Date: 2009-08-04 06:16 pm (UTC)
From: [identity profile] melayneseahawk.livejournal.com
Oh, I'm completely fucked up when it comes to sex and relationships, but for other reasons. :D

Date: 2009-08-04 06:20 pm (UTC)
From: [identity profile] muck-a-luck.livejournal.com
I need to see if the link to that Swedish study is still on our website. Couldn't find it quickly this morning.

Anecdotal evidence is totally unreliable. It's all over the map. Asking you about hte experience of children of divorce is like asking you what "women" think about something. You know what happened to you, and what you think. You may know a handful of people, but that's hardly a scientific sample. But as I recall the Swedish report said as long as there was not "abuse" in the home, that children faired better with unhappily married parents than with happily divorced ones.
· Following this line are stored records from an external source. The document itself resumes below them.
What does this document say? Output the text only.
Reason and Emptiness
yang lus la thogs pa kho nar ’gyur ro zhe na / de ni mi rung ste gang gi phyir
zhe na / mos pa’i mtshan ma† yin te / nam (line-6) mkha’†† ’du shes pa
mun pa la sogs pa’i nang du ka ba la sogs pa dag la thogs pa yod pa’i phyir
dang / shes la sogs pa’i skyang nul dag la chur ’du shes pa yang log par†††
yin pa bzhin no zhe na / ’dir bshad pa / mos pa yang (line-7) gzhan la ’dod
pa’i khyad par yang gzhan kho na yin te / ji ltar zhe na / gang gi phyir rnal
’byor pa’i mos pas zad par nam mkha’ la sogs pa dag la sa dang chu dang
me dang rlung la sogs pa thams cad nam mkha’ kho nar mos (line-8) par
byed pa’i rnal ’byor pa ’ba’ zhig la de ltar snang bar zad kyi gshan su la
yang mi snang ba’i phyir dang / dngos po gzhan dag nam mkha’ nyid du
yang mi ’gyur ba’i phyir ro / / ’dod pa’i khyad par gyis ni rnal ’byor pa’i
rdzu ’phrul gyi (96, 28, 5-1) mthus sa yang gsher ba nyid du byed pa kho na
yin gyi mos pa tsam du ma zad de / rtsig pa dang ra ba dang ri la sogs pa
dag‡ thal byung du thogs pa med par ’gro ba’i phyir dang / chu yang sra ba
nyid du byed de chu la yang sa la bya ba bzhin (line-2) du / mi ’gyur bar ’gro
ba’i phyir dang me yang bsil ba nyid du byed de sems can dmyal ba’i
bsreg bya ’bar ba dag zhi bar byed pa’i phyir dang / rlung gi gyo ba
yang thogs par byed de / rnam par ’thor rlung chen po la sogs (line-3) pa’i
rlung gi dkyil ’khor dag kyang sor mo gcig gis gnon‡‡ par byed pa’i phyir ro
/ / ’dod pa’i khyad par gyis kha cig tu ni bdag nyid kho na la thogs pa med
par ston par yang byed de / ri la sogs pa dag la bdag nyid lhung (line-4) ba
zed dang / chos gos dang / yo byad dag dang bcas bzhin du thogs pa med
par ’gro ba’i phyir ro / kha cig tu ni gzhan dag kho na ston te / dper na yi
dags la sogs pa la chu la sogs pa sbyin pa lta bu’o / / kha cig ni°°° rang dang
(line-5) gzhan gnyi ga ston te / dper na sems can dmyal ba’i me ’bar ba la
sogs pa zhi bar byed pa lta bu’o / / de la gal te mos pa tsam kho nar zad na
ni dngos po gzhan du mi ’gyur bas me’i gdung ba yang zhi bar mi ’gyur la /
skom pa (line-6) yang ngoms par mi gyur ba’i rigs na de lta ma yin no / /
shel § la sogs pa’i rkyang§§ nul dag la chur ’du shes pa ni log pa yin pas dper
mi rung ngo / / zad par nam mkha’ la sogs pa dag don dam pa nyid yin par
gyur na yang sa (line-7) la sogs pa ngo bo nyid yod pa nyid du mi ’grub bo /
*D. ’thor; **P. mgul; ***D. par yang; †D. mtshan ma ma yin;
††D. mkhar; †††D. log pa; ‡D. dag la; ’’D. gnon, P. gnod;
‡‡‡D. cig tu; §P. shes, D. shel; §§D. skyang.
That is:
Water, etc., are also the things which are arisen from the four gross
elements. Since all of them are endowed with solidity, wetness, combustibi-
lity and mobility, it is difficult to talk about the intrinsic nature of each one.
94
Though again, it somewhat begs the question. If a couple can hold themselves together and manage not to divorce, no matter how they do it, is their relationship in a better situation than the couple that just can't do it anymore? Do children of relationship one stay healthier than children of relationship two because the relationship is less stressful, rather than simply because their parents stayed together. What about couples that are civil to each other after, where custody and visitation are handled well, v. couples that are constantly at each other's throats? I'm gonna dig up that link...

And of course, chidren and parents aren't experiencing the relationships the same way, either. What might be in the best interests of one might not be in the best interests of the other. Though the two studies combined seem to suggest that divorce is bad for everybody.

All that said, if you could be healthy and completely miserable, or less healthy and happy, which would you choose (leaving children out of the equation). Most of the people I know who are divorcing aren't just doing it on a whim.

Date: 2009-08-04 06:31 pm (UTC)
From: [identity profile] muck-a-luck.livejournal.com
Found it!

But it was not exactly what I remembered. Single parenting as a whole, not post-divorce parenting.

Date: 2009-08-04 06:09 pm (UTC)
From: [identity profile] muck-a-luck.livejournal.com
Ha. But I'm pretty sure a Catholic annulment does not allow remarriage. Must ask Husband.

Date: 2009-08-04 06:11 pm (UTC)
From: [identity profile] melayneseahawk.livejournal.com
Yes, it does. Have friend-of-family who got the annulment especially so she could marry (again) within the Church. An annulment completely cancels the first marriage, so the Church doesn't even see it as a remarriage, since the first one never happened.

Date: 2009-08-04 05:29 pm (UTC)
From: [identity profile] azramoon.livejournal.com
I think you have to break this down further, between men and women. Men do better in marriage and women do better single.....health-wise. I'm not sure exactly how each do while divorcing, though I do know that stress is the cause of illness (it's called The Stress Response). I would guess that the stress of a negative relationship is the cause of any illness and divorce is just the icing on the cake (bitter icing at that).